Remarriages were a result not only of divorce, but also of the high mortality rate in ancient Rome. A husband could remarry if his wife died in childbirth, a wife could remarry if her husband died at war, and either could remarry if the other died from disease, an accident, or old age. Divorce and remarriage could greatly alter the family structure by creating blended families. Step parents and step siblings were often added to the family. When a man remarried his children lived in his new household and their mother, if still alive, would rarely see them again.

===Adultery===
Both men and women had affairs in ancient Rome. The difference was it was socially acceptable for a husband to have an affair with a slave or a lower-class woman. It was never acceptable for a wife to have an affair with anyone. She was expected to remain faithful to her husband, even if she knew he was having an affair. Although women had affairs, it is hard to determine how common the practice was. The only exception for a man was he was not supposed to have a relationship with another upper class, married woman.
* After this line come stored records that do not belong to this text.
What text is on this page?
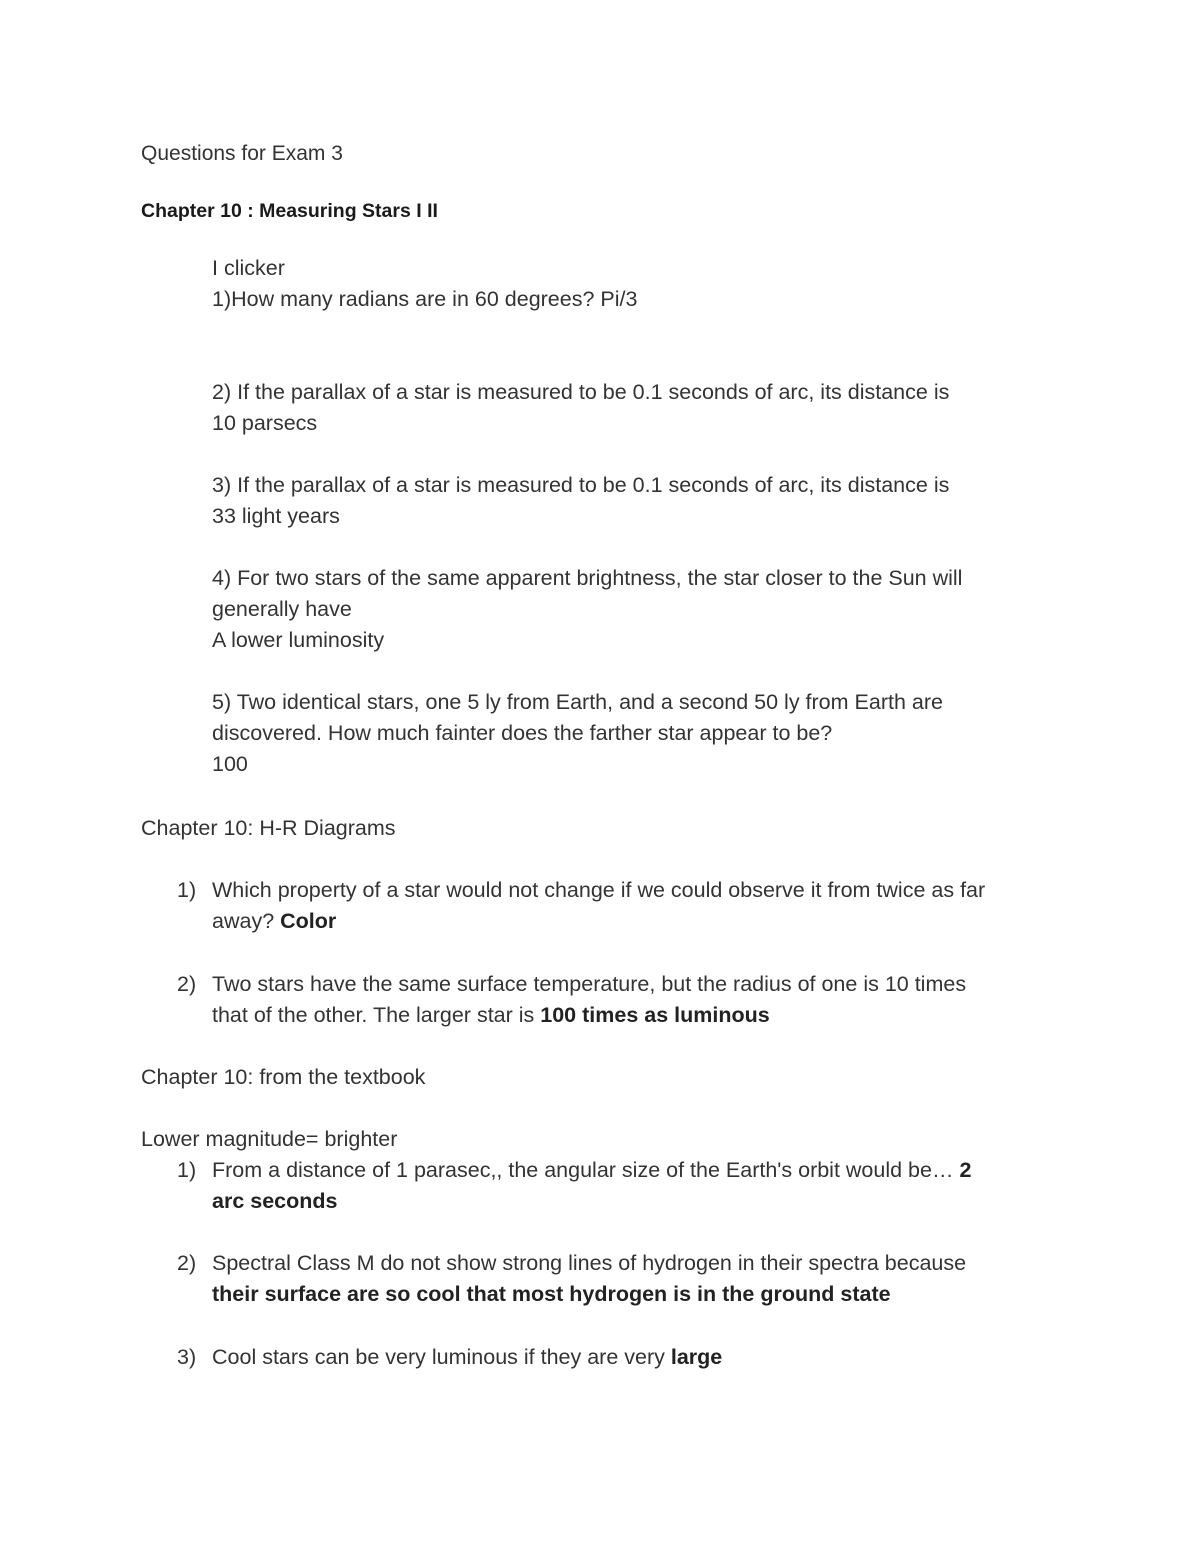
Questions for Exam 3
Chapter 10 : Measuring Stars I II
I clicker
1)How many radians are in 60 degrees? Pi/3
2) If the parallax of a star is measured to be 0.1 seconds of arc, its distance is
10 parsecs
3) If the parallax of a star is measured to be 0.1 seconds of arc, its distance is
33 light years
4) For two stars of the same apparent brightness, the star closer to the Sun will
generally have
A lower luminosity
5) Two identical stars, one 5 ly from Earth, and a second 50 ly from Earth are
discovered. How much fainter does the farther star appear to be?
100
Chapter 10: H-R Diagrams
1) Which property of a star would not change if we could observe it from twice as far
away? Color
2) Two stars have the same surface temperature, but the radius of one is 10 times
that of the other. The larger star is 100 times as luminous
Chapter 10: from the textbook
Lower magnitude= brighter
1) From a distance of 1 parasec,, the angular size of the Earth's orbit would be… 2
arc seconds
2) Spectral Class M do not show strong lines of hydrogen in their spectra because
their surface are so cool that most hydrogen is in the ground state
3) Cool stars can be very luminous if they are very large
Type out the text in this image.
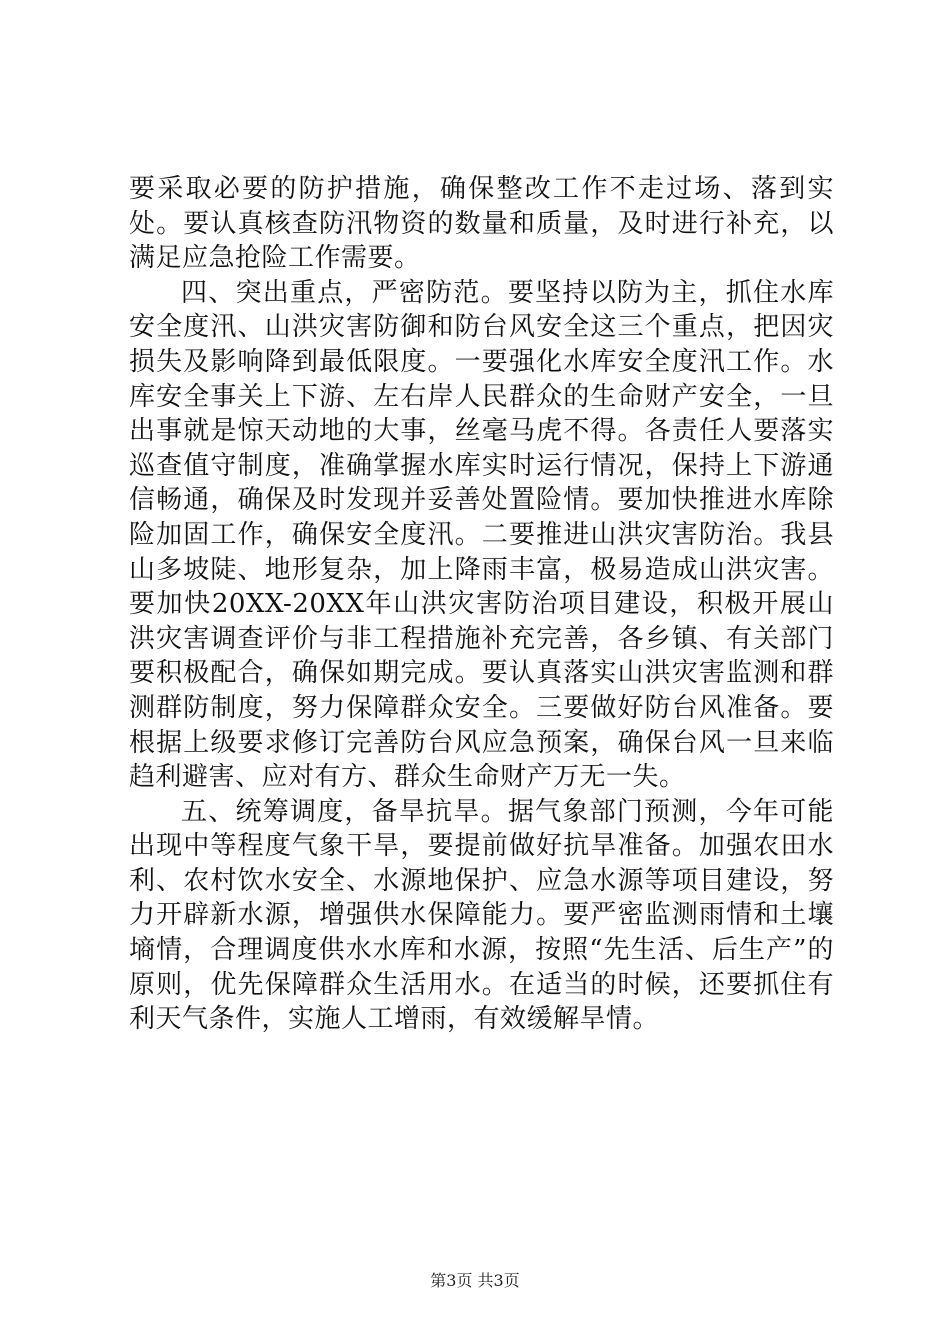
要采取必要的防护措施，确保整改工作不走过场、落到实处。要认真核查防汛物资的数量和质量，及时进行补充，以满足应急抢险工作需要。

四、突出重点，严密防范。要坚持以防为主，抓住水库安全度汛、山洪灾害防御和防台风安全这三个重点，把因灾损失及影响降到最低限度。一要强化水库安全度汛工作。水库安全事关上下游、左右岸人民群众的生命财产安全，一旦出事就是惊天动地的大事，丝毫马虎不得。各责任人要落实巡查值守制度，准确掌握水库实时运行情况，保持上下游通信畅通，确保及时发现并妥善处置险情。要加快推进水库除险加固工作，确保安全度汛。二要推进山洪灾害防治。我县山多坡陡、地形复杂，加上降雨丰富，极易造成山洪灾害。要加快20XX-20XX年山洪灾害防治项目建设，积极开展山洪灾害调查评价与非工程措施补充完善，各乡镇、有关部门要积极配合，确保如期完成。要认真落实山洪灾害监测和群测群防制度，努力保障群众安全。三要做好防台风准备。要根据上级要求修订完善防台风应急预案，确保台风一旦来临趋利避害、应对有方、群众生命财产万无一失。

五、统筹调度，备旱抗旱。据气象部门预测，今年可能出现中等程度气象干旱，要提前做好抗旱准备。加强农田水利、农村饮水安全、水源地保护、应急水源等项目建设，努力开辟新水源，增强供水保障能力。要严密监测雨情和土壤墒情，合理调度供水水库和水源，按照“先生活、后生产”的原则，优先保障群众生活用水。在适当的时候，还要抓住有利天气条件，实施人工增雨，有效缓解旱情。

第3页 共3页
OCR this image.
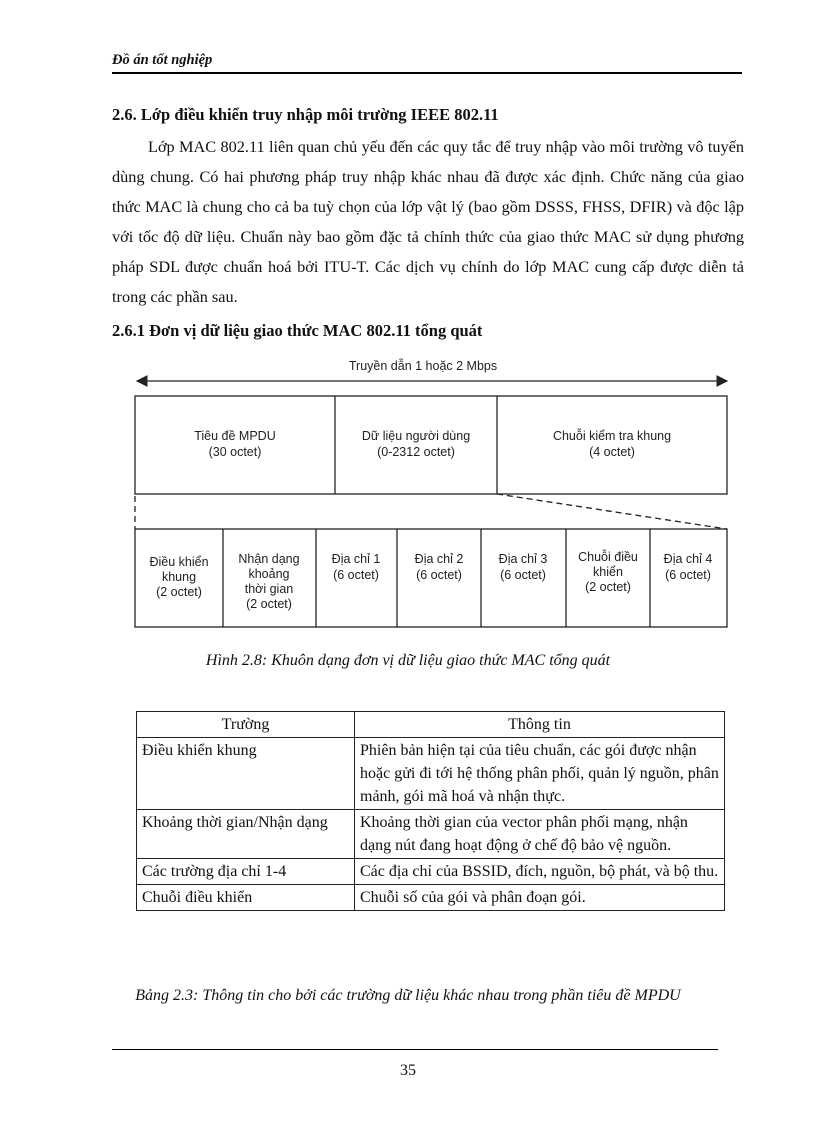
Đồ án tốt nghiệp
2.6. Lớp điều khiển truy nhập môi trường IEEE 802.11

Lớp MAC 802.11 liên quan chủ yếu đến các quy tắc để truy nhập vào môi trường vô tuyến dùng chung. Có hai phương pháp truy nhập khác nhau đã được xác định. Chức năng của giao thức MAC là chung cho cả ba tuỳ chọn của lớp vật lý (bao gồm DSSS, FHSS, DFIR) và độc lập với tốc độ dữ liệu. Chuẩn này bao gồm đặc tả chính thức của giao thức MAC sử dụng phương pháp SDL được chuẩn hoá bởi ITU-T. Các dịch vụ chính do lớp MAC cung cấp được diễn tả trong các phần sau.

2.6.1 Đơn vị dữ liệu giao thức MAC 802.11 tổng quát
Truyền dẫn 1 hoặc 2 Mbps
Tiêu đề MPDU
(30 octet)
Dữ liệu người dùng
(0-2312 octet)
Chuỗi kiểm tra khung
(4 octet)
Điều khiển
khung
(2 octet)
Nhận dạng
khoảng
thời gian
(2 octet)
Địa chỉ 1
(6 octet)
Địa chỉ 2
(6 octet)
Địa chỉ 3
(6 octet)
Chuỗi điều
khiển
(2 octet)
Địa chỉ 4
(6 octet)
Hình 2.8: Khuôn dạng đơn vị dữ liệu giao thức MAC tổng quát
Trường	Thông tin
Điều khiển khung	Phiên bản hiện tại của tiêu chuẩn, các gói được nhận hoặc gửi đi tới hệ thống phân phối, quản lý nguồn, phân mảnh, gói mã hoá và nhận thực.
Khoảng thời gian/Nhận dạng	Khoảng thời gian của vector phân phối mạng, nhận dạng nút đang hoạt động ở chế độ bảo vệ nguồn.
Các trường địa chỉ 1-4	Các địa chỉ của BSSID, đích, nguồn, bộ phát, và bộ thu.
Chuỗi điều khiển	Chuỗi số của gói và phân đoạn gói.
Bảng 2.3: Thông tin cho bởi các trường dữ liệu khác nhau trong phần tiêu đề MPDU
35
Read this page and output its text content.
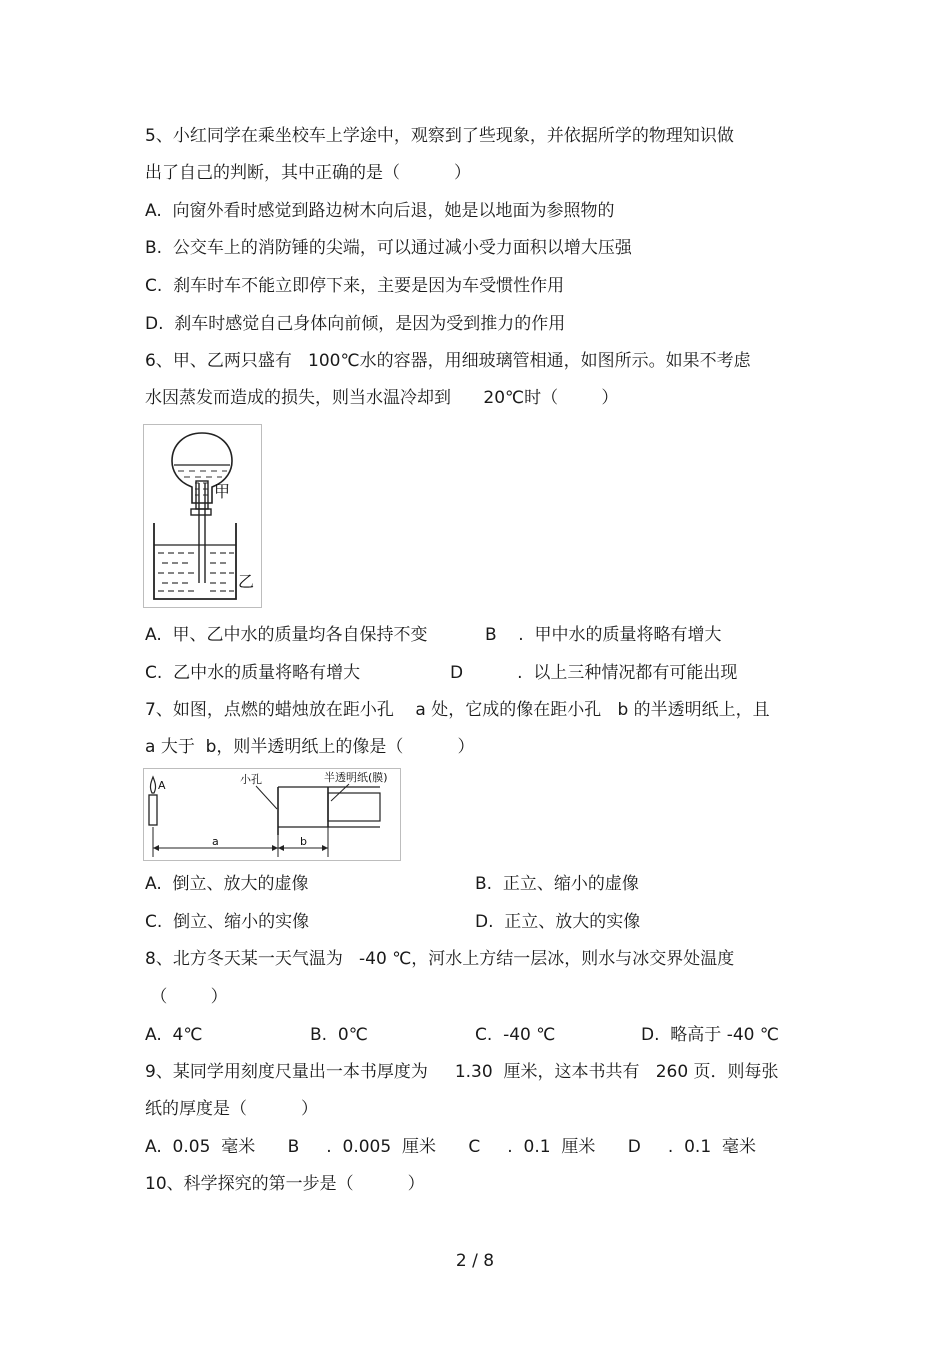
5、小红同学在乘坐校车上学途中，观察到了些现象，并依据所学的物理知识做
出了自己的判断，其中正确的是（          ）
A.  向窗外看时感觉到路边树木向后退，她是以地面为参照物的
B.  公交车上的消防锤的尖端，可以通过减小受力面积以增大压强
C.  刹车时车不能立即停下来，主要是因为车受惯性作用
D.  刹车时感觉自己身体向前倾，是因为受到推力的作用
6、甲、乙两只盛有   100℃水的容器，用细玻璃管相通，如图所示。如果不考虑
水因蒸发而造成的损失，则当水温冷却到      20℃时（        ）
甲
乙
A.  甲、乙中水的质量均各自保持不变	B    .  甲中水的质量将略有增大
C.  乙中水的质量将略有增大	D          .  以上三种情况都有可能出现
7、如图，点燃的蜡烛放在距小孔    a 处，它成的像在距小孔   b 的半透明纸上，且
a 大于  b，则半透明纸上的像是（          ）
A	小孔	半透明纸(膜)
a	b
A.  倒立、放大的虚像	B.  正立、缩小的虚像
C.  倒立、缩小的实像	D.  正立、放大的实像
8、北方冬天某一天气温为   -40 ℃，河水上方结一层冰，则水与冰交界处温度
（        ）
A.  4℃	B.  0℃	C.  -40 ℃	D.  略高于 -40 ℃
9、某同学用刻度尺量出一本书厚度为     1.30  厘米，这本书共有   260 页．则每张
纸的厚度是（          ）
A.  0.05  毫米      B     .  0.005  厘米      C     .  0.1  厘米      D     .  0.1  毫米
10、科学探究的第一步是（          ）
2 / 8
However, during the Imperial period, it became more common for men to have affairs with upper-class women. Some literature from ancient Rome even gave advice on the best location to meet a mistress. In Ovid's poem, The Art of Love, he describes meeting women at a public location, like the circus or a horse race, to avoid detection. Because married couples had separate bedrooms, it was easy for a man to have an affair, but a woman was closely monitored by the household staff, which made having an affair within her own home almost impossible. If a cheating wife was caught by her husband with her lover, her husband had the legal right to kill the adulterer and immediately divorce his wife.

==Kinship terms==

The kinship terms in the Latin language follow the Sudanese kinship system.
Latin has a word for every role in the system.
The terminology used by anthropologists when analyzing kinship in cultures is often derived from Latin (words like amitalocality, patrilineal).